Przed nami jedne z ważniejszych świąt naszej religii - Święto Zmarłych i Dzień Zaduszny. Uroczystości rodzinne i refleksyjne. Od kilku lat towarzyszy im jednak atmosfera zabawy związana z obchodami Halloween. Halloween, podobnie jak Walentynki, to święta obce naszym tradycjom. Coraz częściej jednak przyjmujemy zachodnie zabawy przenosząc je na nasz grunt. Czy jest w tym coś złego? A może lepiej kultywować to co mamy już we własnej kulturze - ile tradycji przez wieki już zatraciliśmy…
Stanisława Dębicka – referent ds. statystyki i rozliczeń Przychodni Rejonowej w Chojnowie
Halloween, to noc przebierańców i psikusów, wszyscy robią sobie zabawne figle. W całej Wielkiej Brytanii dzieci, poprzebierane w upiorne kostiumy, wychodzą na ulice i "straszą", w zamian dostają słodkości. Milusińscy z wydrążonych dyń robią świecące głowy, a potem biorą udział w halloweenowych zabawach. Ulice maja wtedy niepowtarzalny czar i urok. Pozytywnie jestem nastawiona do tego by Halloween zakorzeniło się także i u nas. Coraz popularniejsze w naszym kraju święto będzie doskonałą okazją do dobrej zabawy.
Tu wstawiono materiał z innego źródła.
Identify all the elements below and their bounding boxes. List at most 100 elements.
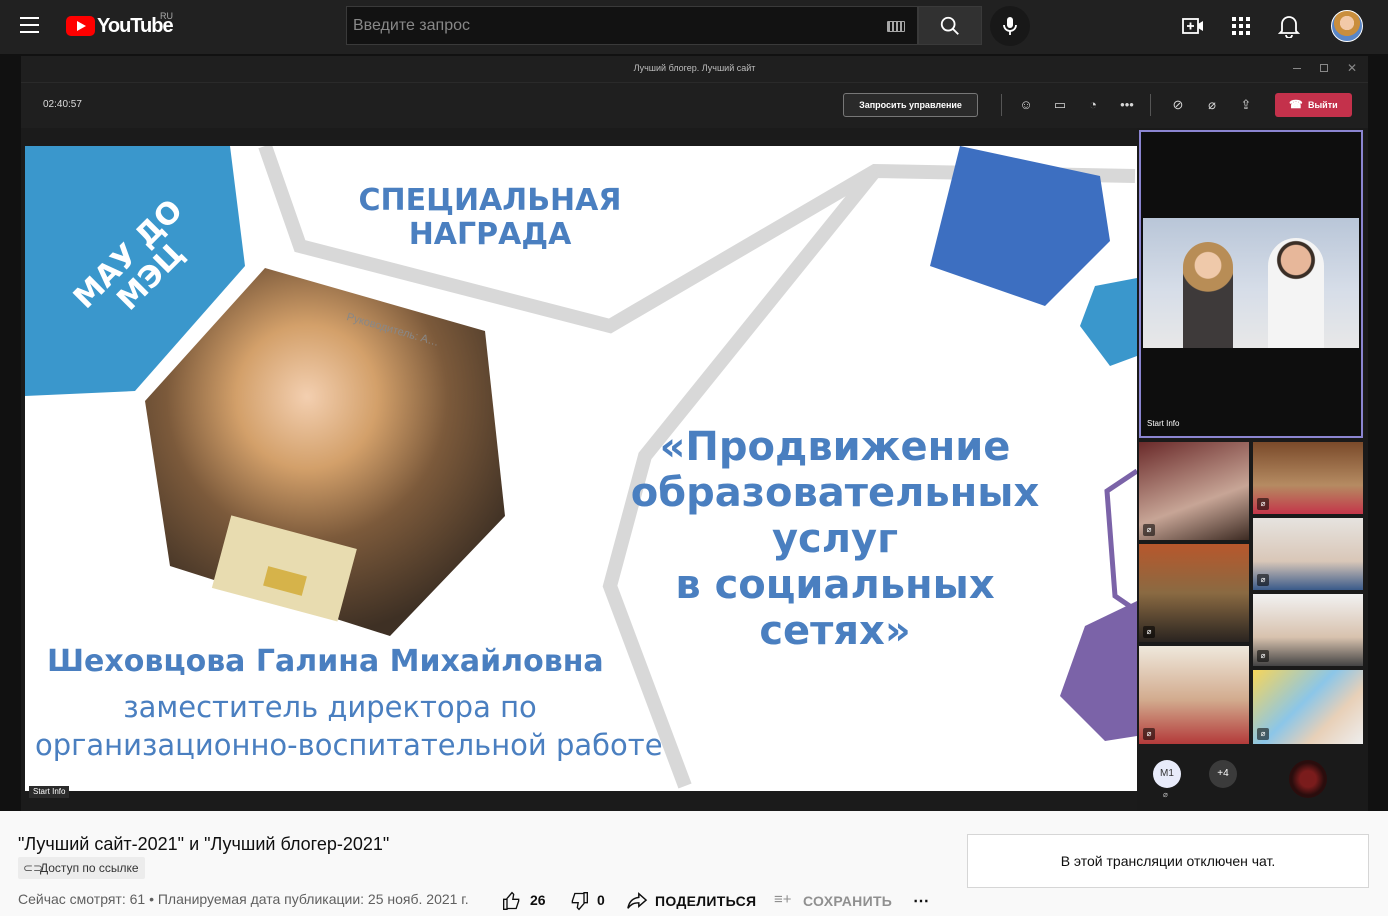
mic-off-icon: ⌀ (1257, 728, 1269, 740)
teams-window-title: Лучший блогер. Лучший сайт (21, 56, 1368, 82)
project-line-1: «Продвижение (659, 424, 1011, 470)
toolbar-divider (1001, 94, 1002, 116)
phone-icon: ☎ (1289, 99, 1303, 111)
mic-off-icon: ⌀ (1163, 790, 1168, 799)
region-label: RU (160, 11, 173, 21)
share-label: ПОДЕЛИТЬСЯ (655, 893, 757, 909)
speaker-video (1143, 218, 1359, 348)
close-window-icon[interactable]: ✕ (1347, 61, 1357, 75)
award-line-1: СПЕЦИАЛЬНАЯ (358, 183, 622, 218)
participant-tile[interactable]: ⌀ (1139, 544, 1249, 642)
mic-off-icon[interactable]: ⌀ (1203, 96, 1221, 114)
participant-tile[interactable]: ⌀ (1253, 442, 1363, 514)
search-input[interactable] (347, 7, 877, 44)
video-player[interactable]: Лучший блогер. Лучший сайт ✕ 02:40:57 За… (0, 54, 1388, 811)
youtube-header: YouTube RU (0, 0, 1388, 54)
award-title: СПЕЦИАЛЬНАЯ НАГРАДА (355, 184, 625, 252)
notifications-icon[interactable] (1278, 14, 1300, 38)
mic-off-icon: ⌀ (1257, 574, 1269, 586)
position-line-1: заместитель директора по (123, 690, 537, 724)
link-icon: ⊂⊃ (23, 861, 44, 875)
more-actions-icon[interactable]: ⋯ (913, 891, 929, 911)
restore-icon[interactable] (1320, 64, 1328, 72)
participant-man (1268, 238, 1324, 348)
presenter-label: Start Info (29, 786, 70, 798)
presentation-slide: МАУ ДО МЭЦ СПЕЦИАЛЬНАЯ НАГРАДА Руководит… (25, 146, 1137, 791)
privacy-label: Доступ по ссылке (40, 861, 139, 875)
award-line-2: НАГРАДА (408, 217, 572, 252)
position-line-2: организационно-воспитательной работе (35, 728, 663, 762)
search-box (346, 6, 918, 45)
mic-off-icon: ⌀ (1257, 650, 1269, 662)
active-speaker-tile[interactable]: Start Info (1139, 130, 1363, 438)
teams-toolbar: 02:40:57 Запросить управление ☺ ▭ ◔ ••• … (21, 82, 1368, 128)
request-control-label: Запросить управление (859, 100, 962, 110)
chat-disabled-box: В этой трансляции отключен чат. (967, 834, 1369, 888)
thumbs-down-icon (571, 892, 588, 911)
participants-panel: Start Info ⌀ ⌀ ⌀ ⌀ ⌀ ⌀ ⌀ М1 ⌀ +4 (1137, 128, 1368, 811)
share-button[interactable]: ПОДЕЛИТЬСЯ (626, 891, 756, 913)
more-participants-button[interactable]: +4 (1209, 760, 1237, 788)
avatar[interactable] (1289, 760, 1327, 798)
project-title: «Продвижение образовательных услуг в соц… (625, 424, 1045, 654)
create-video-icon[interactable] (1181, 14, 1205, 38)
avatar[interactable]: М1 (1153, 760, 1181, 788)
keyboard-icon[interactable] (887, 21, 905, 32)
save-button[interactable]: ≡+ СОХРАНИТЬ (774, 891, 894, 913)
user-avatar[interactable] (1331, 10, 1363, 42)
share-arrow-icon (627, 892, 648, 909)
video-info: "Лучший сайт-2021" и "Лучший блогер-2021… (0, 811, 1388, 916)
leave-label: Выйти (1308, 100, 1338, 110)
participant-tile[interactable]: ⌀ (1253, 518, 1363, 590)
participant-woman (1183, 242, 1233, 348)
dislike-button[interactable]: 0 (569, 891, 609, 913)
project-line-4: в социальных (675, 562, 995, 608)
apps-icon[interactable] (1231, 16, 1251, 36)
chat-disabled-message: В этой трансляции отключен чат. (1060, 853, 1276, 869)
mic-off-icon: ⌀ (1143, 626, 1155, 638)
participant-tile[interactable]: ⌀ (1253, 594, 1363, 666)
thumbs-up-icon (503, 891, 520, 910)
mic-icon (1003, 17, 1017, 35)
participant-tile[interactable]: ⌀ (1253, 670, 1363, 744)
participant-tile[interactable]: ⌀ (1139, 646, 1249, 744)
save-label: СОХРАНИТЬ (803, 893, 893, 909)
search-icon (940, 16, 959, 35)
camera-off-icon[interactable]: ⊘ (1169, 96, 1187, 114)
dislike-count: 0 (597, 892, 605, 908)
youtube-logo[interactable]: YouTube RU (66, 11, 174, 39)
person-position: заместитель директора по организационно-… (35, 688, 663, 764)
video-meta: Сейчас смотрят: 61 • Планируемая дата пу… (18, 891, 469, 907)
project-line-3: услуг (771, 516, 899, 562)
like-button[interactable]: 26 (502, 891, 552, 913)
mic-off-icon: ⌀ (1143, 524, 1155, 536)
video-title: "Лучший сайт-2021" и "Лучший блогер-2021… (18, 834, 390, 854)
voice-search-button[interactable] (990, 6, 1030, 46)
search-button[interactable] (918, 6, 982, 45)
more-count: +4 (1217, 768, 1229, 779)
project-line-5: сетях» (759, 608, 911, 654)
leave-button[interactable]: ☎ Выйти (1275, 93, 1352, 117)
participant-tile[interactable]: ⌀ (1139, 442, 1249, 540)
project-line-2: образовательных (630, 470, 1040, 516)
playlist-add-icon: ≡+ (774, 891, 792, 908)
menu-icon[interactable] (20, 17, 39, 33)
toolbar-divider (1150, 94, 1151, 116)
minimize-icon[interactable] (1293, 68, 1301, 69)
main-tile-label: Start Info (1147, 419, 1180, 428)
privacy-badge: ⊂⊃ Доступ по ссылке (18, 857, 145, 879)
reactions-icon[interactable]: ◔ (1084, 96, 1102, 114)
chat-icon[interactable]: ▭ (1051, 96, 1069, 114)
mic-off-icon: ⌀ (1257, 498, 1269, 510)
mic-off-icon: ⌀ (1143, 728, 1155, 740)
like-count: 26 (530, 892, 546, 908)
request-control-button[interactable]: Запросить управление (843, 93, 978, 117)
avatar-initials: М1 (1160, 768, 1174, 779)
share-icon[interactable]: ⇪ (1237, 96, 1255, 114)
meeting-timer: 02:40:57 (43, 99, 82, 110)
more-icon[interactable]: ••• (1118, 96, 1136, 114)
people-icon[interactable]: ☺ (1017, 96, 1035, 114)
person-name: Шеховцова Галина Михайловна (47, 644, 604, 679)
youtube-play-icon (66, 16, 95, 36)
teams-window: Лучший блогер. Лучший сайт ✕ 02:40:57 За… (21, 56, 1368, 811)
Marek Chłodnicki - konserwator, lat 53
Halloween znam głównie z amerykańskich filmów, w których rozwrzeszczana grupa przebranych dzieciaków, odwiedzając okoliczne domy wyłudza słodycze. Uważam, że w polskiej tradycji jest tyle pięknych świąt, że zapożyczanie tego w zupełności nie jest nam potrzebne. Krzewmy wśród naszej młodzieży bogatą rodzimą kulturę.
Malwina Olszewska – studentka Nauczycielskiego Kolegium Języków Obcych i PWSZ w Legnicy na Wydziale Integracji Europejskiej
W Polsce coraz częściej przez młodych ludzi obchodzone jest kontrowersyjne w naszej kulturze święto Halloween. Ja, uważam, że zapożyczane święta z obcych kultur w Polsce przyjmują formę komercyjną. Pierwsze dni listopada dla chrześcijan mają szczególne znaczenie, zadumy nad tymi, którzy odeszli, a przenoszenie na polski grunt Halloween nie pasuje do powagi tych dni.